Ik ga naar Italië en neem mee terug…

culinair / combinatie van verse pluk en eenvoudige gerechten

Reist u deze zomer richting Italië? Geniet van stad, streek en strand en vergeet vooral ook niet dé specialiteiten uit de lokale keuken. Culinair journalist Marco Bosmans beproefde enkele klassiekers en doet suggesties voor wie thuis wil nagenieten.

Italië pleziert doorgaans alle zintuigen. Na een Toscaanse heuveltocht, een dagje Gardameer of Milanese shopping­expeditie volgt ’s avonds een heerlijke climax: a Tavola! Dáár treft u de Italianen op hun best. Is het niet met een schort voor de buik, dan wel met de kurkentrekker in de hand.

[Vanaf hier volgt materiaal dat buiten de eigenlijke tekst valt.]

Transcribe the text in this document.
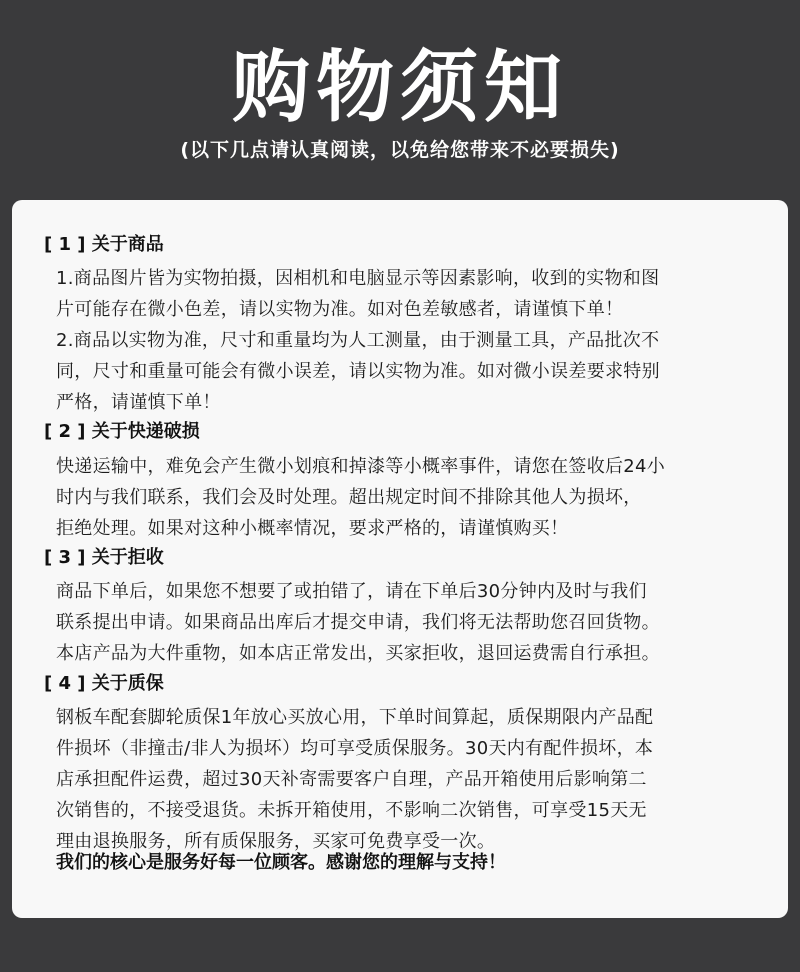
购物须知
(以下几点请认真阅读，以免给您带来不必要损失)
[ 1 ] 关于商品
1.商品图片皆为实物拍摄，因相机和电脑显示等因素影响，收到的实物和图
片可能存在微小色差，请以实物为准。如对色差敏感者，请谨慎下单！
2.商品以实物为准，尺寸和重量均为人工测量，由于测量工具，产品批次不
同，尺寸和重量可能会有微小误差，请以实物为准。如对微小误差要求特别
严格，请谨慎下单！
[ 2 ] 关于快递破损
快递运输中，难免会产生微小划痕和掉漆等小概率事件，请您在签收后24小
时内与我们联系，我们会及时处理。超出规定时间不排除其他人为损坏，
拒绝处理。如果对这种小概率情况，要求严格的，请谨慎购买！
[ 3 ] 关于拒收
商品下单后，如果您不想要了或拍错了，请在下单后30分钟内及时与我们
联系提出申请。如果商品出库后才提交申请，我们将无法帮助您召回货物。
本店产品为大件重物，如本店正常发出，买家拒收，退回运费需自行承担。
[ 4 ] 关于质保
钢板车配套脚轮质保1年放心买放心用，下单时间算起，质保期限内产品配
件损坏（非撞击/非人为损坏）均可享受质保服务。30天内有配件损坏，本
店承担配件运费，超过30天补寄需要客户自理，产品开箱使用后影响第二
次销售的，不接受退货。未拆开箱使用，不影响二次销售，可享受15天无
理由退换服务，所有质保服务，买家可免费享受一次。
我们的核心是服务好每一位顾客。感谢您的理解与支持！
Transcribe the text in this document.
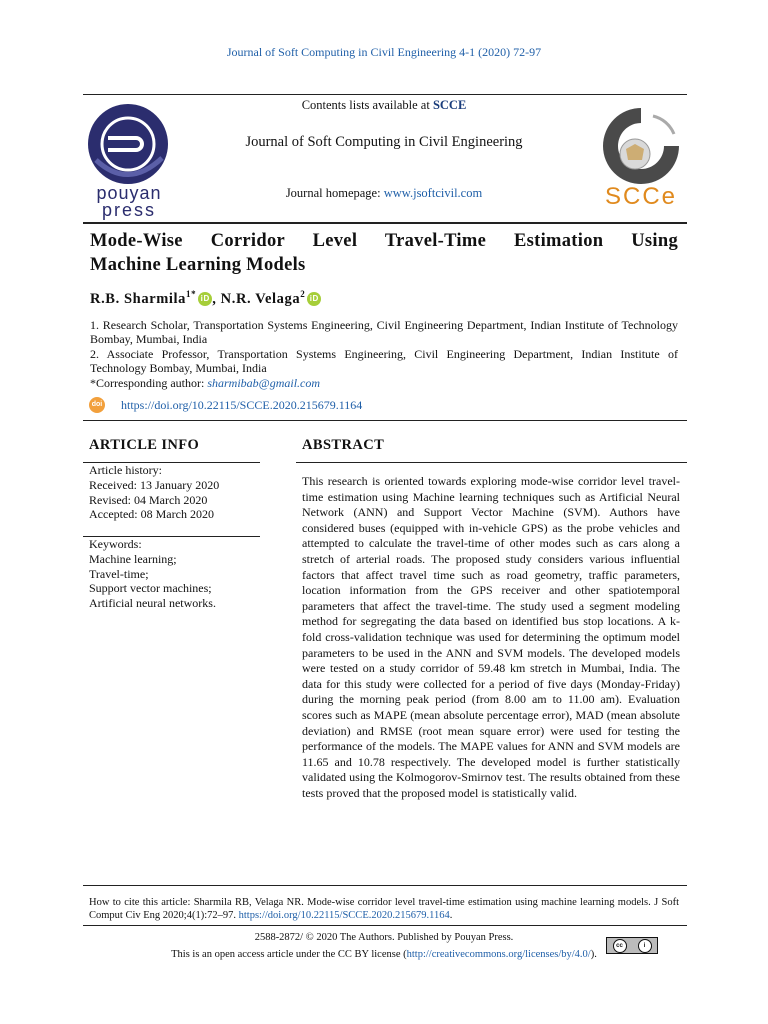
Journal of Soft Computing in Civil Engineering 4-1 (2020) 72-97
pouyan
press
Contents lists available at SCCE
Journal of Soft Computing in Civil Engineering
Journal homepage: www.jsoftcivil.com	SCCe
Mode-Wise Corridor Level Travel-Time Estimation Using
Machine Learning Models
R.B. Sharmila$^{1*}$ iD , N.R. Velaga$^2$ iD
1. Research Scholar, Transportation Systems Engineering, Civil Engineering Department, Indian Institute of Technology Bombay, Mumbai, India
2. Associate Professor, Transportation Systems Engineering, Civil Engineering Department, Indian Institute of Technology Bombay, Mumbai, India
*Corresponding author: sharmibab@gmail.com
doi https://doi.org/10.22115/SCCE.2020.215679.1164
ARTICLE INFO
Article history:
Received: 13 January 2020
Revised: 04 March 2020
Accepted: 08 March 2020
Keywords:
Machine learning;
Travel-time;
Support vector machines;
Artificial neural networks.
ABSTRACT
This research is oriented towards exploring mode-wise corridor level travel-time estimation using Machine learning techniques such as Artificial Neural Network (ANN) and Support Vector Machine (SVM). Authors have considered buses (equipped with in-vehicle GPS) as the probe vehicles and attempted to calculate the travel-time of other modes such as cars along a stretch of arterial roads. The proposed study considers various influential factors that affect travel time such as road geometry, traffic parameters, location information from the GPS receiver and other spatiotemporal parameters that affect the travel-time. The study used a segment modeling method for segregating the data based on identified bus stop locations. A k-fold cross-validation technique was used for determining the optimum model parameters to be used in the ANN and SVM models. The developed models were tested on a study corridor of 59.48 km stretch in Mumbai, India. The data for this study were collected for a period of five days (Monday-Friday) during the morning peak period (from 8.00 am to 11.00 am). Evaluation scores such as MAPE (mean absolute percentage error), MAD (mean absolute deviation) and RMSE (root mean square error) were used for testing the performance of the models. The MAPE values for ANN and SVM models are 11.65 and 10.78 respectively. The developed model is further statistically validated using the Kolmogorov-Smirnov test. The results obtained from these tests proved that the proposed model is statistically valid.
How to cite this article: Sharmila RB, Velaga NR. Mode-wise corridor level travel-time estimation using machine learning models. J Soft Comput Civ Eng 2020;4(1):72–97. https://doi.org/10.22115/SCCE.2020.215679.1164.
2588-2872/ © 2020 The Authors. Published by Pouyan Press.
This is an open access article under the CC BY license (http://creativecommons.org/licenses/by/4.0/).
cc	i
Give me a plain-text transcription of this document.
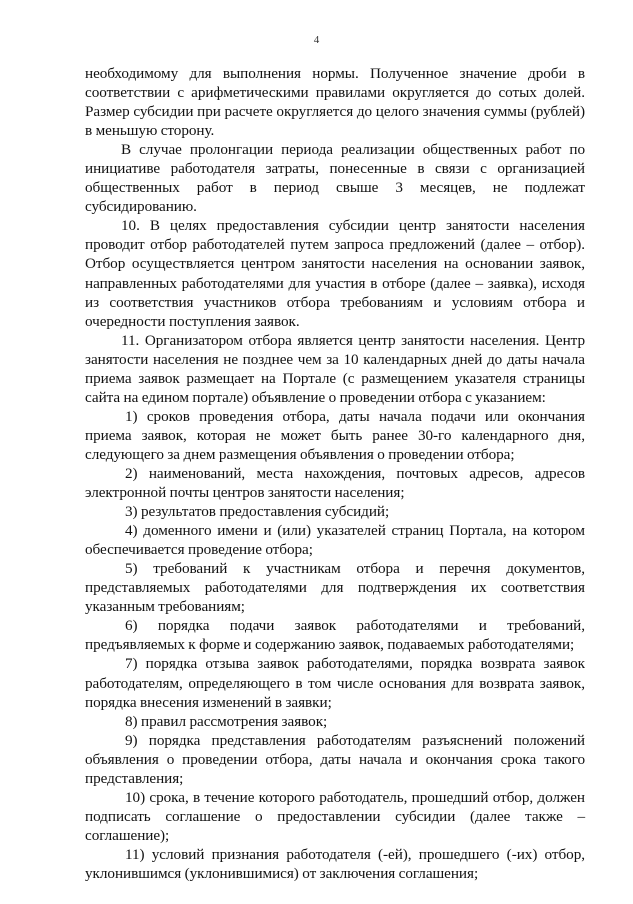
4

необходимому для выполнения нормы. Полученное значение дроби в соответствии с арифметическими правилами округляется до сотых долей. Размер субсидии при расчете округляется до целого значения суммы (рублей) в меньшую сторону.

В случае пролонгации периода реализации общественных работ по инициативе работодателя затраты, понесенные в связи с организацией общественных работ в период свыше 3 месяцев, не подлежат субсидированию.

10. В целях предоставления субсидии центр занятости населения проводит отбор работодателей путем запроса предложений (далее – отбор). Отбор осуществляется центром занятости населения на основании заявок, направленных работодателями для участия в отборе (далее – заявка), исходя из соответствия участников отбора требованиям и условиям отбора и очередности поступления заявок.

11. Организатором отбора является центр занятости населения. Центр занятости населения не позднее чем за 10 календарных дней до даты начала приема заявок размещает на Портале (с размещением указателя страницы сайта на едином портале) объявление о проведении отбора с указанием:

1) сроков проведения отбора, даты начала подачи или окончания приема заявок, которая не может быть ранее 30-го календарного дня, следующего за днем размещения объявления о проведении отбора;

2) наименований, места нахождения, почтовых адресов, адресов электронной почты центров занятости населения;

3) результатов предоставления субсидий;

4) доменного имени и (или) указателей страниц Портала, на котором обеспечивается проведение отбора;

5) требований к участникам отбора и перечня документов, представляемых работодателями для подтверждения их соответствия указанным требованиям;

6) порядка подачи заявок работодателями и требований, предъявляемых к форме и содержанию заявок, подаваемых работодателями;

7) порядка отзыва заявок работодателями, порядка возврата заявок работодателям, определяющего в том числе основания для возврата заявок, порядка внесения изменений в заявки;

8) правил рассмотрения заявок;

9) порядка представления работодателям разъяснений положений объявления о проведении отбора, даты начала и окончания срока такого представления;

10) срока, в течение которого работодатель, прошедший отбор, должен подписать соглашение о предоставлении субсидии (далее также – соглашение);

11) условий признания работодателя (-ей), прошедшего (-их) отбор, уклонившимся (уклонившимися) от заключения соглашения;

Nergens ter wereld vormen ziel en zaligheid zo’n eenheid. Dat heeft met de kunst van koken te maken en evenzo met verstand van smaken, maar die ziel komt voort uit liefde en trots. Vraag la mamma naar haar recept en ze zal u verlegen haar mooiste lach toewerpen. Een knipoog ook misschien. Maar nee, helaas, recepten deelt ze niet. Het hoogst haalbare is een proeve van haar lepel.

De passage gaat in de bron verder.